Led Zeppelin IV came out in 1971. By the mid-seventies, its songs had already been overplayed, run into the ground by radio. By decade's end, the horse was pretty well fully flogged to death. And yet throughout the 1980s we were still bombarded by these songs at every turn. And throughout the 1990s, it continued. And then again through the oughts.

It's now the teens of the 21st century, folks. I have been subjected to the likes of Led Zeppelin for four decades now. Enough is enough. Excuse me now, I gotta go listen to some 1920's Chicken & Skeeter records to cleanse my palate of the Elton John music they're blasting in this coffee house.

- - JSH

4 comments:

Unknown said...

I grok your statements. Not only is some of this music so overplayed as to inspire naught by weariness, they can be an associative-memory cue second, perhaps, only to fragrance in their evocative persistence. But, sometimes, there can be 'Easter eggs' in those Same Old Song[s].

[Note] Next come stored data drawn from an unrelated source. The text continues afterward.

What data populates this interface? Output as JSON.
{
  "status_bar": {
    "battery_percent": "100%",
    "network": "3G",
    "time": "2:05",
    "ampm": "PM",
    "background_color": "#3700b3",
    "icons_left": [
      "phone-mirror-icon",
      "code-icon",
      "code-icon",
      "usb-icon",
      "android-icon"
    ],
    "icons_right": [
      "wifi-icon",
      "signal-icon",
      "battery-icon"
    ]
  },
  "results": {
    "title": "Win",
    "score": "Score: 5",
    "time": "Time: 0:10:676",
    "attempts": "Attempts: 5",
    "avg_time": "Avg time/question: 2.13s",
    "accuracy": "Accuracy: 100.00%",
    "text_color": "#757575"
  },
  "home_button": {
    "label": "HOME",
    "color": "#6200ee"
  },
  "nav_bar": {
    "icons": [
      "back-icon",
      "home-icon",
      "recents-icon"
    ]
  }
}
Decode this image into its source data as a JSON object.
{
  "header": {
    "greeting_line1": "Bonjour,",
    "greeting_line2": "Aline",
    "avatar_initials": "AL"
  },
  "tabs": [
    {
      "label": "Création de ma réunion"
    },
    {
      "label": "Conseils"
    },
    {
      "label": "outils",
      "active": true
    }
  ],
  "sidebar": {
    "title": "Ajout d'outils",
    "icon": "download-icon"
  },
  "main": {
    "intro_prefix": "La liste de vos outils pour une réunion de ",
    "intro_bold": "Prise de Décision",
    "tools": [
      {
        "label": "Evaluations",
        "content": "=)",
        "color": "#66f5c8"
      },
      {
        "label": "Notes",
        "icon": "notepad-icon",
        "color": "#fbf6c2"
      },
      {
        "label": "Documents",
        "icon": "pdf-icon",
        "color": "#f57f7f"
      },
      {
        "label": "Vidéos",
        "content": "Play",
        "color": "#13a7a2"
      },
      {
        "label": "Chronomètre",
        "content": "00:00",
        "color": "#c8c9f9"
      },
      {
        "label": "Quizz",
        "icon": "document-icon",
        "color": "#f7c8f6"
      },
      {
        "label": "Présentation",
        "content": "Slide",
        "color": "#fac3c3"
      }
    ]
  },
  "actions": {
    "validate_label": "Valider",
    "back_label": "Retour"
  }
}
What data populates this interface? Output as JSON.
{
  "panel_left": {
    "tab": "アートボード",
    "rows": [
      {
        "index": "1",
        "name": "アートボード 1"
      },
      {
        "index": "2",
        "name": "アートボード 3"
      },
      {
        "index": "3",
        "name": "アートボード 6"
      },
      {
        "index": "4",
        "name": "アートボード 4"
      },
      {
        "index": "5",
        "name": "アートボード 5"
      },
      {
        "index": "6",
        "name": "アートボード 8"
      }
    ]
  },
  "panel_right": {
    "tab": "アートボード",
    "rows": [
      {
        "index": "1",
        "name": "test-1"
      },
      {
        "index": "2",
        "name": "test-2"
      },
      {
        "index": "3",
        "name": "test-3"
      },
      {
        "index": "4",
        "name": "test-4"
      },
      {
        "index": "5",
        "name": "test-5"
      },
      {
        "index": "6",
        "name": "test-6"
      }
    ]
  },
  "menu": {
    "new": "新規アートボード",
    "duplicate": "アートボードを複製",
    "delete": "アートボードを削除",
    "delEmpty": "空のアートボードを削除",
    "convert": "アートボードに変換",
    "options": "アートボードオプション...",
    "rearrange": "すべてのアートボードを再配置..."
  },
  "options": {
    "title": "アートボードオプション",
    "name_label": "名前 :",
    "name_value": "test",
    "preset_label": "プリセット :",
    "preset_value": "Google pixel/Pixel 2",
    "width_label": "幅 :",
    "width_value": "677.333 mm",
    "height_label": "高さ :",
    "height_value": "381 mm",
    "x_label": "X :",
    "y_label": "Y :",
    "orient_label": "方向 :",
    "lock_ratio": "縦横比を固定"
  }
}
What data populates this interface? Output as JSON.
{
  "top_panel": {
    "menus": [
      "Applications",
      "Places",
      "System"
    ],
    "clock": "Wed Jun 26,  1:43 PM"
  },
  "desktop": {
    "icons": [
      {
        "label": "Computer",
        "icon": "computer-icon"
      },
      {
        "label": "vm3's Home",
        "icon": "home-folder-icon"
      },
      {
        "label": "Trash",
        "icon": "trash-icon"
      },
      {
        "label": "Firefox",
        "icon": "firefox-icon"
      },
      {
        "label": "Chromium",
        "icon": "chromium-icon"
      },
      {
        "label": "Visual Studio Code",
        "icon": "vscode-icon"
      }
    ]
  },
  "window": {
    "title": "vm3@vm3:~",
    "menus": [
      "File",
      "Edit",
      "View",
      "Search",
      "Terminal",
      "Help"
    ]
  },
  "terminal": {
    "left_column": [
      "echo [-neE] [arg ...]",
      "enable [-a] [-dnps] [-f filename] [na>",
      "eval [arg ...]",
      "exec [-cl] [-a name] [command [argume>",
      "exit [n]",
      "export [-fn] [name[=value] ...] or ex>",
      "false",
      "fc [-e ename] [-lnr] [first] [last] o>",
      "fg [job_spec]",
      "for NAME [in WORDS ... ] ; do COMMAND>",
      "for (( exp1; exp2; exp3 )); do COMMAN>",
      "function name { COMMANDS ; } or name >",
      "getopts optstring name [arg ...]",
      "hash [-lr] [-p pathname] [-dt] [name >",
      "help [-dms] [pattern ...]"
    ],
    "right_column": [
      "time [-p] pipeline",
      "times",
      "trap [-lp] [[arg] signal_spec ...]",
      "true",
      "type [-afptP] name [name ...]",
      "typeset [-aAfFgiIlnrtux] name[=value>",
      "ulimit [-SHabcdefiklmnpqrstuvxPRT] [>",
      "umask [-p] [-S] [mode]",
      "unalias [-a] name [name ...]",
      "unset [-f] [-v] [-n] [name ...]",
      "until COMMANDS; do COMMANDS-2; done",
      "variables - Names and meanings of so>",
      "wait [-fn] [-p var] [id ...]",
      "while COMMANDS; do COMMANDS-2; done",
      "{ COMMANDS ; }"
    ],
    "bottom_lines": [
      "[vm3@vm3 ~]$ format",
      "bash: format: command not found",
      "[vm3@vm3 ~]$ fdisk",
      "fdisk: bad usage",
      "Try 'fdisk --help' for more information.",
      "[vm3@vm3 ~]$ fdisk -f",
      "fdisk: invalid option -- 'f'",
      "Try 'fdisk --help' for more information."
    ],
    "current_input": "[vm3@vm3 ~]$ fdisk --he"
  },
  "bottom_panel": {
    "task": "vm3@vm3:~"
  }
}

Once in a while, I hear a piece of music which I've experienced many, many times and catch a nuance I know I've never noticed before (despite a nearly audiographic memory). This phenomenon always brings me a smile. Most recently, "They Paved Paradise" by the Counting Crows, with these lyrics: "Hey farmer, farmer, put away your DDT
I don't care about spots on my apples,
LEAVE me the birds and the bees please . . ."

Transylvania Gentlemen said...

Yep, if I really work hard at flogging my perceptions, I can hear some of these songs as if for the first time, like "Satisfaction" by The Rolling Stones - which is the probably the quintessentially overplayed, overhyped, overexposed song in rock history. And yet, when the moon is just right, I can pull the wool over my own eyes and hear it as people must have heard it for the first time in the Summer of '65.... fuzztone guitar, plodding caveman beat, half-spoken-half-sung lyrics that are more beatnik poetry than rock and roll.

These little oldies-station satoris are few and far between, however.

(And just to demonstrate that I'm not really a Zep-hater: "Thank You" is actually still, to this day, one of my Top 100 favorite songs of all time.)

- JSH

florin said...

i just wish stations would play something different. all those groups have so many more songs besides what you hear on the radio. i miss album rock stations of the 70's.

Transylvania Gentlemen said...

I hear ya. If we must still be listening to same music today that we did in elementary school, at least let's hear some of the more obscure tracks.

"Get Down Make Love", not "We Are the Champions."

"No Quarter", not "Stairway to Heaven."

"Factory", not "Born in the USA."

"Bike", not "Another Brick in the Wall pt.2".

"Persecution Smith", not "Against the Wind".

"Scandinavian Skies", not "Just the Way You Are."